Annex D: Derivation of Coefficient Variance
Distribution of the Estimator
Starting from the normal equation:
\[ \hat{a} = (X^T X)^{-1} X^T Y \]Substituting \(Y = Xa + E\):
\[ \hat{a} = (X^T X)^{-1} X^T (Xa + E) = a + (X^T X)^{-1} X^T E \]Expected Value
\[ E(\hat{a}) = E\left[ a + (X^T X)^{-1} X^T E \right] = a + (X^T X)^{-1} X^T E(E) = a \](Since \(E(E) = 0\))
Thus, \(\hat{a}\) is unbiased.
Variance-Covariance Matrix
\[ (\hat{a} - a)(\hat{a} - a)^T = [(X^T X)^{-1} X^T E][(X^T X)^{-1} X^T E]^T \]\[ = (X^T X)^{-1} X^T E E^T X (X^T X)^{-1} \]Taking expectation:
\[ E[(\hat{a} - a)(\hat{a} - a)^T] = (X^T X)^{-1} X^T E(E E^T) X (X^T X)^{-1} \]Under the assumption \(E(E E^T) = \sigma^2 I_n\):
\[ = (X^T X)^{-1} X^T (\sigma^2 I_n) X (X^T X)^{-1} \]\[ = \sigma^2 (X^T X)^{-1} X^T X (X^T X)^{-1} \]\[ = \sigma^2 (X^T X)^{-1} I_p (X^T X)^{-1} \]\[ \boxed{\text{Var}(\hat{a}) = \sigma^2 (X^T X)^{-1}} \]Distribution Under Normality
If \(E \sim \mathcal{N}(0, \sigma^2 I)\), then:
\[ \boxed{\hat{a} \sim \mathcal{N}\left(a, \sigma^2 (X^T X)^{-1}\right)} \]This result is fundamental for:
- Hypothesis testing (t-tests for individual coefficients)
- Confidence intervals
- F-tests for nested models
Summary
These annexes provide the mathematical foundations for:
- ✅ OLS estimators for simple linear regression
- ✅ Normal equation for multiple regression
- ✅ Maximum likelihood estimation for logistic regression
- ✅ Distributional properties of coefficient estimators
Understanding these derivations helps build intuition for:
- Why OLS works
- When normal equations fail (singular \(X^T X\))
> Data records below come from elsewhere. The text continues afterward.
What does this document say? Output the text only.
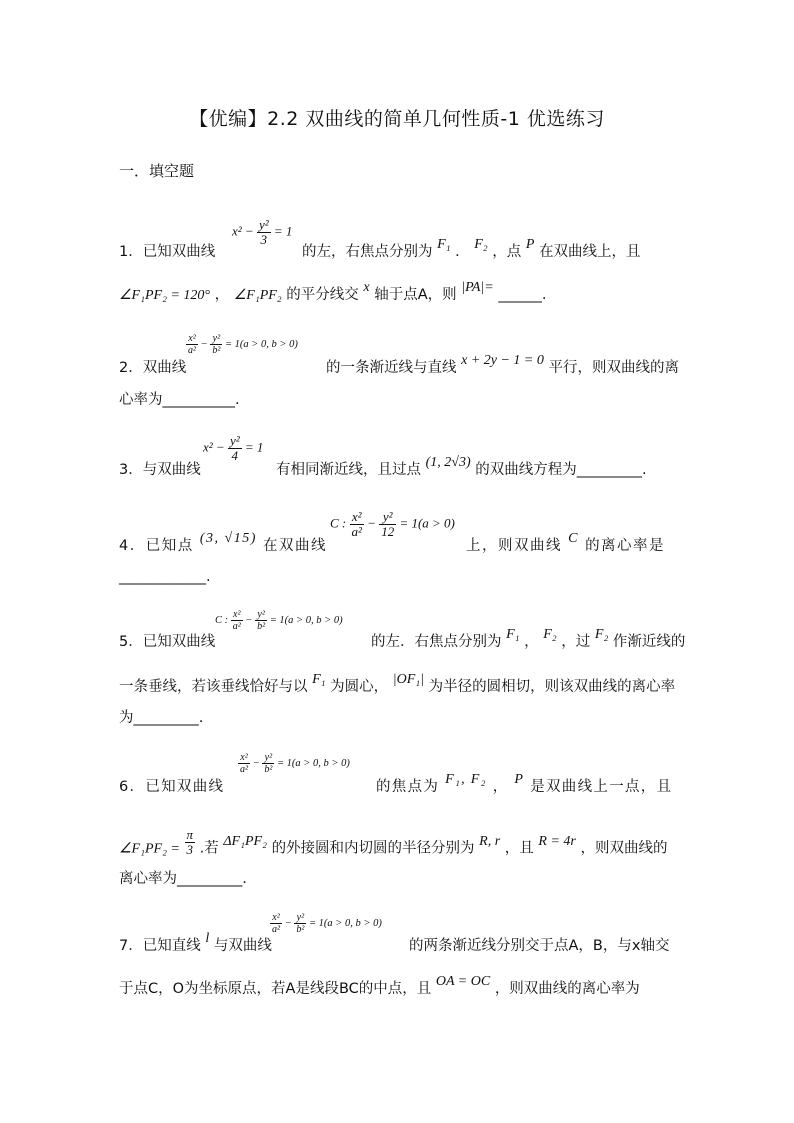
【优编】2.2 双曲线的简单几何性质-1 优选练习
一．填空题
1．已知双曲线
$x^2 - \frac{\text{y²}}{3} = 1$
的左，右焦点分别为 F₁ ． F₂ ，点 P 在双曲线上，且
∠F₁PF₂ = 120° ， ∠F₁PF₂ 的平分线交 x 轴于点A，则 |PA|= ______.
2．双曲线
$\frac{\text{x²}}{\text{a²}} - \frac{\text{y²}}{\text{b²}} = 1(a > 0$, b > 0)
的一条渐近线与直线 x + 2y − 1 = 0 平行，则双曲线的离
心率为__________.
3．与双曲线
$x^2 - \frac{\text{y²}}{4} = 1$
有相同渐近线，且过点 (1, 2√3) 的双曲线方程为_________.
4．已知点 (3, √15) 在双曲线
C : $\frac{\text{x²}}{\text{a²}} - \frac{\text{y²}}{12} = 1(a > 0)$
上，则双曲线 C 的离心率是
____________.
5．已知双曲线
C : $\frac{\text{x²}}{\text{a²}} - \frac{\text{y²}}{\text{b²}} = 1(a > 0$, b > 0)
的左．右焦点分别为 F₁ ， F₂ ，过 F₂ 作渐近线的
一条垂线，若该垂线恰好与以 F₁ 为圆心， |OF₁| 为半径的圆相切，则该双曲线的离心率
为_________.
6．已知双曲线
$\frac{\text{x²}}{\text{a²}} - \frac{\text{y²}}{\text{b²}} = 1(a > 0$, b > 0)
的焦点为 F₁, F₂ ， P 是双曲线上一点，且
∠F₁PF₂ = $\frac{\pi}{3}$ .若 ΔF₁PF₂ 的外接圆和内切圆的半径分别为 R, r ，且 R = 4r ，则双曲线的
离心率为_________.
7．已知直线 l 与双曲线
$\frac{\text{x²}}{\text{a²}} - \frac{\text{y²}}{\text{b²}} = 1(a > 0$, b > 0)
的两条渐近线分别交于点A，B，与x轴交
于点C，O为坐标原点，若A是线段BC的中点，且 OA = OC ，则双曲线的离心率为
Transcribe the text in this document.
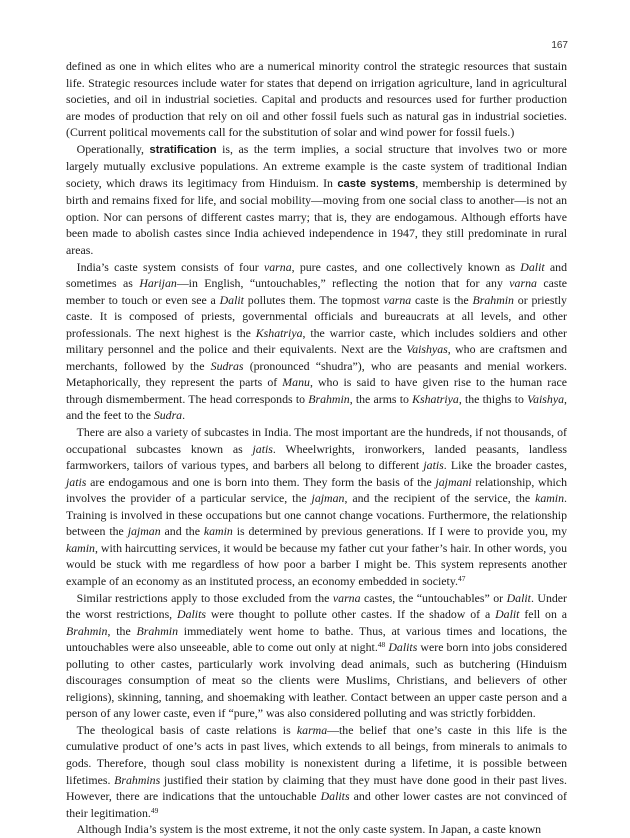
167

defined as one in which elites who are a numerical minority control the strategic resources that sustain life. Strategic resources include water for states that depend on irrigation agriculture, land in agricultural societies, and oil in industrial societies. Capital and products and resources used for further production are modes of production that rely on oil and other fossil fuels such as natural gas in industrial societies. (Current political movements call for the substitution of solar and wind power for fossil fuels.)

Operationally, stratification is, as the term implies, a social structure that involves two or more largely mutually exclusive populations. An extreme example is the caste system of traditional Indian society, which draws its legitimacy from Hinduism. In caste systems, membership is determined by birth and remains fixed for life, and social mobility—moving from one social class to another—is not an option. Nor can persons of different castes marry; that is, they are endogamous. Although efforts have been made to abolish castes since India achieved independence in 1947, they still predominate in rural areas.

India’s caste system consists of four varna, pure castes, and one collectively known as Dalit and sometimes as Harijan—in English, “untouchables,” reflecting the notion that for any varna caste member to touch or even see a Dalit pollutes them. The topmost varna caste is the Brahmin or priestly caste. It is composed of priests, governmental officials and bureaucrats at all levels, and other professionals. The next highest is the Kshatriya, the warrior caste, which includes soldiers and other military personnel and the police and their equivalents. Next are the Vaishyas, who are craftsmen and merchants, followed by the Sudras (pronounced “shudra”), who are peasants and menial workers. Metaphorically, they represent the parts of Manu, who is said to have given rise to the human race through dismemberment. The head corresponds to Brahmin, the arms to Kshatriya, the thighs to Vaishya, and the feet to the Sudra.

There are also a variety of subcastes in India. The most important are the hundreds, if not thousands, of occupational subcastes known as jatis. Wheelwrights, ironworkers, landed peasants, landless farmworkers, tailors of various types, and barbers all belong to different jatis. Like the broader castes, jatis are endogamous and one is born into them. They form the basis of the jajmani relationship, which involves the provider of a particular service, the jajman, and the recipient of the service, the kamin. Training is involved in these occupations but one cannot change vocations. Furthermore, the relationship between the jajman and the kamin is determined by previous generations. If I were to provide you, my kamin, with haircutting services, it would be because my father cut your father’s hair. In other words, you would be stuck with me regardless of how poor a barber I might be. This system represents another example of an economy as an instituted process, an economy embedded in society.$^{47}$

Similar restrictions apply to those excluded from the varna castes, the “untouchables” or Dalit. Under the worst restrictions, Dalits were thought to pollute other castes. If the shadow of a Dalit fell on a Brahmin, the Brahmin immediately went home to bathe. Thus, at various times and locations, the untouchables were also unseeable, able to come out only at night.$^{48}$ Dalits were born into jobs considered polluting to other castes, particularly work involving dead animals, such as butchering (Hinduism discourages consumption of meat so the clients were Muslims, Christians, and believers of other religions), skinning, tanning, and shoemaking with leather. Contact between an upper caste person and a person of any lower caste, even if “pure,” was also considered polluting and was strictly forbidden.

The theological basis of caste relations is karma—the belief that one’s caste in this life is the cumulative product of one’s acts in past lives, which extends to all beings, from minerals to animals to gods. Therefore, though soul class mobility is nonexistent during a lifetime, it is possible between lifetimes. Brahmins justified their station by claiming that they must have done good in their past lives. However, there are indications that the untouchable Dalits and other lower castes are not convinced of their legitimation.$^{49}$

Although India’s system is the most extreme, it not the only caste system. In Japan, a caste known
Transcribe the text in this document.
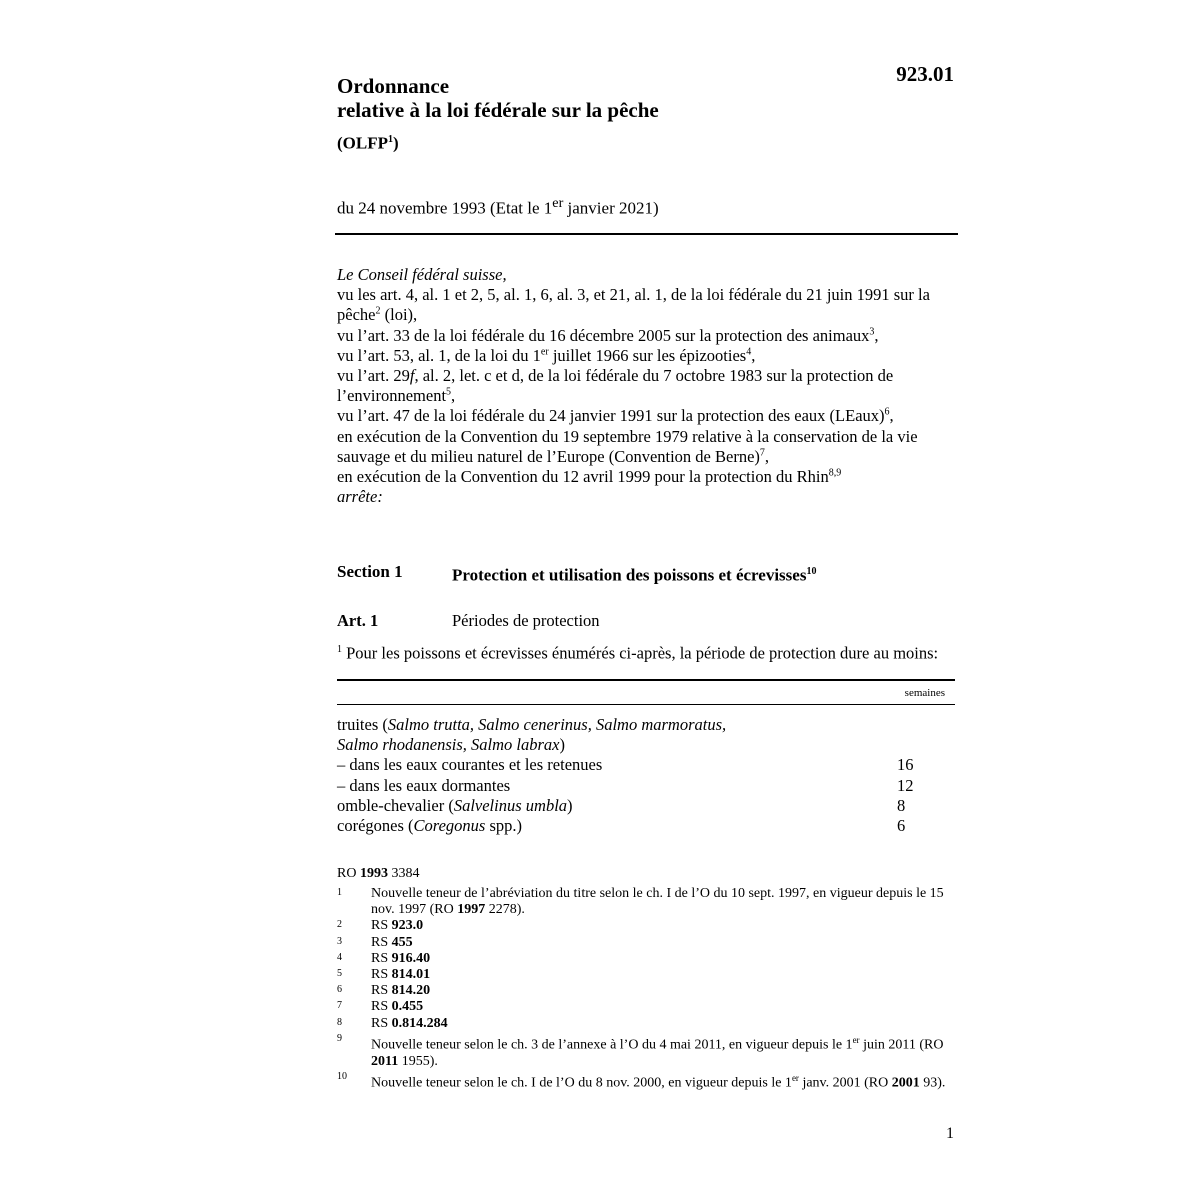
Ordonnance
relative à la loi fédérale sur la pêche
923.01
(OLFP$^1$)
du 24 novembre 1993 (Etat le 1er janvier 2021)

Le Conseil fédéral suisse,

vu les art. 4, al. 1 et 2, 5, al. 1, 6, al. 3, et 21, al. 1, de la loi fédérale du 21 juin 1991 sur la pêche$^2$ (loi),

vu l’art. 33 de la loi fédérale du 16 décembre 2005 sur la protection des animaux$^3$,

vu l’art. 53, al. 1, de la loi du 1er juillet 1966 sur les épizooties$^4$,

vu l’art. 29f, al. 2, let. c et d, de la loi fédérale du 7 octobre 1983 sur la protection de l’environnement$^5$,

vu l’art. 47 de la loi fédérale du 24 janvier 1991 sur la protection des eaux (LEaux)$^6$,

en exécution de la Convention du 19 septembre 1979 relative à la conservation de la vie sauvage et du milieu naturel de l’Europe (Convention de Berne)$^7$,

en exécution de la Convention du 12 avril 1999 pour la protection du Rhin$^{8,9}$

arrête:

Section 1	Protection et utilisation des poissons et écrevisses$^{10}$
Art. 1	Périodes de protection
$^1$ Pour les poissons et écrevisses énumérés ci-après, la période de protection dure au moins:
semaines
truites (Salmo trutta, Salmo cenerinus, Salmo marmoratus,
Salmo rhodanensis, Salmo labrax)
– dans les eaux courantes et les retenues	16
– dans les eaux dormantes	12
omble-chevalier (Salvelinus umbla)	8
corégones (Coregonus spp.)	6
RO 1993 3384
1	Nouvelle teneur de l’abréviation du titre selon le ch. I de l’O du 10 sept. 1997, en vigueur depuis le 15 nov. 1997 (RO 1997 2278).
2	RS 923.0
3	RS 455
4	RS 916.40
5	RS 814.01
6	RS 814.20
7	RS 0.455
8	RS 0.814.284
9	Nouvelle teneur selon le ch. 3 de l’annexe à l’O du 4 mai 2011, en vigueur depuis le 1er juin 2011 (RO 2011 1955).
10	Nouvelle teneur selon le ch. I de l’O du 8 nov. 2000, en vigueur depuis le 1er janv. 2001 (RO 2001 93).
1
- Why logistic regression requires iterative optimization
- The role of normality assumptions in inference
Recommended Practice: Work through these derivations by hand to solidify your understanding of the mathematical foundations of linear models!